An example which appears in the philosophical literature: you observe that it’s 6pm, and later you observe that it’s 7pm, which contradicts the 6pm observation.
(The contradiction seems pretty dumb, and should be easy to take care of, but the important question is how exactly we take care of it.)
I would point you to Novelty, Information, and Surprise with the caveat that I don’t entirely buy the approach therein, since it firmly assumes Obs(X) → Obs(Obs(X)). However, it still yields an interesting generalization of information theory, by rejecting the critical ‘partition assumption’, an assumption about how Obs() can work (due to Aumann, afaict) which I briefly argued against in my recent post on common knowledge.
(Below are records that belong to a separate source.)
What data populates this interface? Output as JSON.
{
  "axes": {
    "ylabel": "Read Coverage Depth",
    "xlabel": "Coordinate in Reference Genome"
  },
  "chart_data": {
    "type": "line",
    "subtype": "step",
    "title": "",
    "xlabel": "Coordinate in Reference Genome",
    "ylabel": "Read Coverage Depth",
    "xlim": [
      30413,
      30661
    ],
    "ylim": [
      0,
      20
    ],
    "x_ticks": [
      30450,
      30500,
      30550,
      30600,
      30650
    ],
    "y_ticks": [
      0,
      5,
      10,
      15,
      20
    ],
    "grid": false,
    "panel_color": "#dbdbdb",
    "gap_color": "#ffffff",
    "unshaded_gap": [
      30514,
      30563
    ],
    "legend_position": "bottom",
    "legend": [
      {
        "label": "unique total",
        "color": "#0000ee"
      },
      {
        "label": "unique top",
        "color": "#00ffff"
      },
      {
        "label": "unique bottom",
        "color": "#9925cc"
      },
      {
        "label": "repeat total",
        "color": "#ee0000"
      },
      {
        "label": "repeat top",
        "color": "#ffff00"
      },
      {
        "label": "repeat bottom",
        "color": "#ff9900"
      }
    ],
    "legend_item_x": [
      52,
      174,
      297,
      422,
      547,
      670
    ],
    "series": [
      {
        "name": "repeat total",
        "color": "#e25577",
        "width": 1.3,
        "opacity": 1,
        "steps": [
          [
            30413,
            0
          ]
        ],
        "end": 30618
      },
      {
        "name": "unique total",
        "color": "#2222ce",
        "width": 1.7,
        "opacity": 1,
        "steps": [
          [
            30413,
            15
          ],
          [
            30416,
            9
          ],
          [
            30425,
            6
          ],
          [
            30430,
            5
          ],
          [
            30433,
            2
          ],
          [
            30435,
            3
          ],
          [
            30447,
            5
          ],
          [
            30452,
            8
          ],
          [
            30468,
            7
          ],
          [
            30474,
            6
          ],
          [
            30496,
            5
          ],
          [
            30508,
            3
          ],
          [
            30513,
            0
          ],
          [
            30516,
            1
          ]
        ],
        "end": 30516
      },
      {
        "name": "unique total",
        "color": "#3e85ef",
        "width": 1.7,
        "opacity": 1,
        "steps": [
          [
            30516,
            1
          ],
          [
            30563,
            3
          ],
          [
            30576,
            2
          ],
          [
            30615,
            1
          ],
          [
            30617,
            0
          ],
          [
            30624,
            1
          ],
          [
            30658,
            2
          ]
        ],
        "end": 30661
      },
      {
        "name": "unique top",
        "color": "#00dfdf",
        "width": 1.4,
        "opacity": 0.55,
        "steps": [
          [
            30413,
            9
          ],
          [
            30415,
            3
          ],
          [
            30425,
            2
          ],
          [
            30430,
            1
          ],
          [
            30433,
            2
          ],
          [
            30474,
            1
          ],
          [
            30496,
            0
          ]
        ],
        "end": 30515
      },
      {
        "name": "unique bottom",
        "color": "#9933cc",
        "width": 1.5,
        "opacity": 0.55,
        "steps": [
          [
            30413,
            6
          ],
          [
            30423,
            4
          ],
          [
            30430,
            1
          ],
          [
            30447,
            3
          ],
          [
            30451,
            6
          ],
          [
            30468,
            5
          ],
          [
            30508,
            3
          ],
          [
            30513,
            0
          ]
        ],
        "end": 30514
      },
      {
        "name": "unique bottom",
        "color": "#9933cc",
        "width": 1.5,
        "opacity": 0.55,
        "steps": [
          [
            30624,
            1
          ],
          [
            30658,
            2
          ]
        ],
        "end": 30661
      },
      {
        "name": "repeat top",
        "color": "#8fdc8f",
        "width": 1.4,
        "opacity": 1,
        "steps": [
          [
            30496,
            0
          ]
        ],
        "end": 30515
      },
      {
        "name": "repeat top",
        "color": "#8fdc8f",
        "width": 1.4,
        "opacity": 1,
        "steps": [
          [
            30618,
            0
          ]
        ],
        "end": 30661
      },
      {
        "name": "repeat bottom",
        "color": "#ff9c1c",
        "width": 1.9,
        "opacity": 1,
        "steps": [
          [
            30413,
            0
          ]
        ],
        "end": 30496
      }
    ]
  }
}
I think re-reading Aumann’s classic paper ‘agreeing to disagree’ and thinking carefully about what’s going on is a good place to start. Also, Probabilistic Reasoning in Intelligent Systems by Judea Pearl has a careful, thoughtful defense of conditioning on Obs(X) instead of X somewhere in the early chapters.
I’ll construct a counterexample.
Define the “evidence relation” R to mean that when I’m in w1, I think I might be in w2. Define Obs(X) to mean that I think I’m within the set of worlds X. (That is to say, X is equal to, or a superset of, the worlds I think I might be in.) The “information set at a world w” is the set of worlds I think I might be in at w. To “know” a proposition X is to Obs(X); that is, to rule out worlds where X is not the case.
Obs(X) → Obs(Obs(X)) implies that R is transitive: if I think I might be in a world w2, then I must think I might be in any world w2 would think it might be in. Otherwise, I think I might be in a world w2 where I thought I might be in some world w3, which I don’t currently think I might be in. In other words, the information set at w2 contains something which the information set at w1 does not contain. Setting X to be something that’s false in w3 but true in w1 and w2, we see that Obs(X) but not Obs(Obs(X)), contradicting our initial assumption.
Indeed, Obs(X) → Obs(Obs(X)) is equivalent to transitivity of R.
But transitivity of R is implausible for an agent embedded in the physical world. For example, if I observe a coffee cup on a table, I can only measure its location to within some measurement error. For every possible location of the coffee cup, the information set includes a small region around that precise location. Transitivity says that if we can always slide the coffee cup by 1mm to make an indistinguishable observation, then we must be able to slide it by Xmm for any X. So, if we accept both transitivity and realistic imprecision of measurement, we are forced to conclude that the coffee cup could be anywhere.